Dislocation Before a New Dawn
I myself continue to expect the investment business to revert to the saner style that I grew up with. This is not to say that the market then didn't do weird things, confound people, or get out of whack. It did. It just wasn't anywhere nearly as maniacal as it has become. To repeat, I fully believe that we will eventually revert to a more conservative environment. But I think the only way that can happen is through some sort of a market dislocation, as I have been discussing for at least the last six months. Though it has not yet occurred, I continue to think it will at some point. I just don't see how the structure presently in place can unwind in anything but a violent manner that involves some dislocation.
I think that if one approaches their own problems or disputes with the market by first knowing the personality of the enemy, if you will, that can perhaps make it possible to be more successful. I know that in my own short-selling, when I act as though the guys I'm "fighting against" will behave in the manner I've described, I often do better. For example, when I get out of the way because we're in the no-news season and I expect "them" to take stocks up, even though it doesn't make sense that "they" should. Oftentimes that tactic works better than sticking with my shorts, as I have done recently, with the view that the dire macro problems will matter.

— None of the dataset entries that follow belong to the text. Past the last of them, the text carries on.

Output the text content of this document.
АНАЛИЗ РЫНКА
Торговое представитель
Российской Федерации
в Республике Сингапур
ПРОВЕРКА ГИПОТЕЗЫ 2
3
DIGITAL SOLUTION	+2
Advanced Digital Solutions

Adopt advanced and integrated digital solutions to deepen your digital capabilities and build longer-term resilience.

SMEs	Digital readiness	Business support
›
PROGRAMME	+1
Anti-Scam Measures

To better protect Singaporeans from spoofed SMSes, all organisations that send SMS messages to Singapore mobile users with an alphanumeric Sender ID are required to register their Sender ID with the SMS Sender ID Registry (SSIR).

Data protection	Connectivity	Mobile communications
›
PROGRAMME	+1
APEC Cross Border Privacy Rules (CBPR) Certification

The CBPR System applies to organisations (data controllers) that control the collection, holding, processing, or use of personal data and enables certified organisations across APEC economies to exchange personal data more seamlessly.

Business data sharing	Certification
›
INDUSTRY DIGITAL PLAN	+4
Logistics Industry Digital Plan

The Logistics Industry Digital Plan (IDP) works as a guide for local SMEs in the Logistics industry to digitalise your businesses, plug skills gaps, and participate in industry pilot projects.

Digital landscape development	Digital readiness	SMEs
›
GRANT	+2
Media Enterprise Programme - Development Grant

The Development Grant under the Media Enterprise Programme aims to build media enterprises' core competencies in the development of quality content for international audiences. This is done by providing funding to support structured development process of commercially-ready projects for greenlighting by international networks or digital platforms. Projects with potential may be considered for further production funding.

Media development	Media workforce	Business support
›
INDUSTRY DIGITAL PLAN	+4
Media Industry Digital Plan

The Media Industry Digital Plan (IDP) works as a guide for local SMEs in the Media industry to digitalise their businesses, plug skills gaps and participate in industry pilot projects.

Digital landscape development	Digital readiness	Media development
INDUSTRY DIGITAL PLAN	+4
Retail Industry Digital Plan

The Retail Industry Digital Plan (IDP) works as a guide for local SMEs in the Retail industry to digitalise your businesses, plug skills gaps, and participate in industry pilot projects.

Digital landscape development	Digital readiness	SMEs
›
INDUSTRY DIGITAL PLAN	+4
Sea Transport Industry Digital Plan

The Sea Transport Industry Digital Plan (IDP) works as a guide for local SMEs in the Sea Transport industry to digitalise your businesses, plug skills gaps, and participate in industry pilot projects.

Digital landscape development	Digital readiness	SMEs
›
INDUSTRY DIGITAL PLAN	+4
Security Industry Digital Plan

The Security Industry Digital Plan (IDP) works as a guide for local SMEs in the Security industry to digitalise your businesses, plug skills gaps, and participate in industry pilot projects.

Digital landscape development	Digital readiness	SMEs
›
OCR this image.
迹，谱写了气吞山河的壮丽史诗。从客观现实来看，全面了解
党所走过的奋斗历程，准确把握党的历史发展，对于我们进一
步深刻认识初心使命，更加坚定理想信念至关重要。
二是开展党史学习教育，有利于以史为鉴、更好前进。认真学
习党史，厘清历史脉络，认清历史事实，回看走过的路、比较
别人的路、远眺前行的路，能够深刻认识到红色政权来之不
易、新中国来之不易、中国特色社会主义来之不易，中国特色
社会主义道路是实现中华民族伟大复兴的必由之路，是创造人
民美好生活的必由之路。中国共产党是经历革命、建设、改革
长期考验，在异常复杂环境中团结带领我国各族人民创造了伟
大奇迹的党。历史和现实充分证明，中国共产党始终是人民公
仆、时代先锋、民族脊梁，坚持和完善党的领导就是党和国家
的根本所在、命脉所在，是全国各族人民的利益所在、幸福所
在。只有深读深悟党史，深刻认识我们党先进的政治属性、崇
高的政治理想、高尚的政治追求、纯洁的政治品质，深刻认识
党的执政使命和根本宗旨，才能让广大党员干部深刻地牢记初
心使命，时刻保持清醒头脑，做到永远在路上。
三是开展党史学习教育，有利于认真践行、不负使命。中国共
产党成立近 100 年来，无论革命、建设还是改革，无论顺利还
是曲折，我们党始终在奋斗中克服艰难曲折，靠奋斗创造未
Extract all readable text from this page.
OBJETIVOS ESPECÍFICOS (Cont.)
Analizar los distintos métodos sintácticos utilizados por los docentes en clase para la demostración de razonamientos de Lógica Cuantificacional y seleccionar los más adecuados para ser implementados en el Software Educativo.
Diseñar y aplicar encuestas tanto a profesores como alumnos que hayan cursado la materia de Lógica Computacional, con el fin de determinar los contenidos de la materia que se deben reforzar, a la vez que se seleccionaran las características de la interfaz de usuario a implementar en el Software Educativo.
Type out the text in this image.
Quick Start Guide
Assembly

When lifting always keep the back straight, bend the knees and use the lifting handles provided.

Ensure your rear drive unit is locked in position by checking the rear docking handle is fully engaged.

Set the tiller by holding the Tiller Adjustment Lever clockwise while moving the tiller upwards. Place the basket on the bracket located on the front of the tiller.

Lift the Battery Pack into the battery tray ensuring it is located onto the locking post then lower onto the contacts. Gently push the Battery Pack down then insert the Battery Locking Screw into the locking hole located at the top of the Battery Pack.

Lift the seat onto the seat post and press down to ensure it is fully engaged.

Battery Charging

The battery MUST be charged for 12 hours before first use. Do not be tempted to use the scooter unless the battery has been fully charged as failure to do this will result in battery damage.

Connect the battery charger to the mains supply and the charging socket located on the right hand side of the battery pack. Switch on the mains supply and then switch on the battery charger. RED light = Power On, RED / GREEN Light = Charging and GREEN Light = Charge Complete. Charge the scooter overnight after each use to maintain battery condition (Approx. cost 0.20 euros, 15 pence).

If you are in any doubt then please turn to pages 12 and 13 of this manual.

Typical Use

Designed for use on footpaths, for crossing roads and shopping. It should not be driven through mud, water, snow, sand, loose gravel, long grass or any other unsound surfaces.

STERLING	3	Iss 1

Of Dilettantes and Their Wants
I believe that it's the demands of individuals and committees that run employee-benefit plans -- two groups that are not really investment professionals and tend to want to buy high and sell low -- which are partially responsible for the behavior of the professional investment community. Whether it's Joe and Jane Six-Pack deciding for themselves, or the committee that runs Joe and Jane Six-Pack's money, these are not sophisticated investors.
They think they've been around the investment markets, but they've really only grown up in a bull market. These are the folks who are not particularly good at risk management, and they're the ones setting the incentives, as described by Jeremy Grantham, that have produced the market environment we are now in. Hopefully, that long-winded discussion will help folks deal with this environment.
Toppling Technical Analysis from Mt. Olympus
Lastly on that subject, I think that because of the moment-to-moment performance demands that people now perceive, and the advent of PCs, technical analysis has become the vehicle of choice for doing "analysis." The fact that everybody has all the technical bells and whistles at their fingertips I think has made people believe too strongly in the merits of technical analysis, such that the recent breakout in the S&P means to everybody that the market must trade higher at the end of the year, and none of the facts matter.
Now maybe they will get that right. But I think at some point, technical analysis will be the "big hook" in the market that will trap people. Technical analysis is a tool, like bottoms-up fundamental analysis or looking at the macro environment. It's just one tool -- not the be-all and end-all that folks seem to think. It's not surprising, given the environment that I have described, that technical analysis has been elevated to such high status. But folks who only believe in charts I believe will ultimately come to learn that there's a lot more to it than that.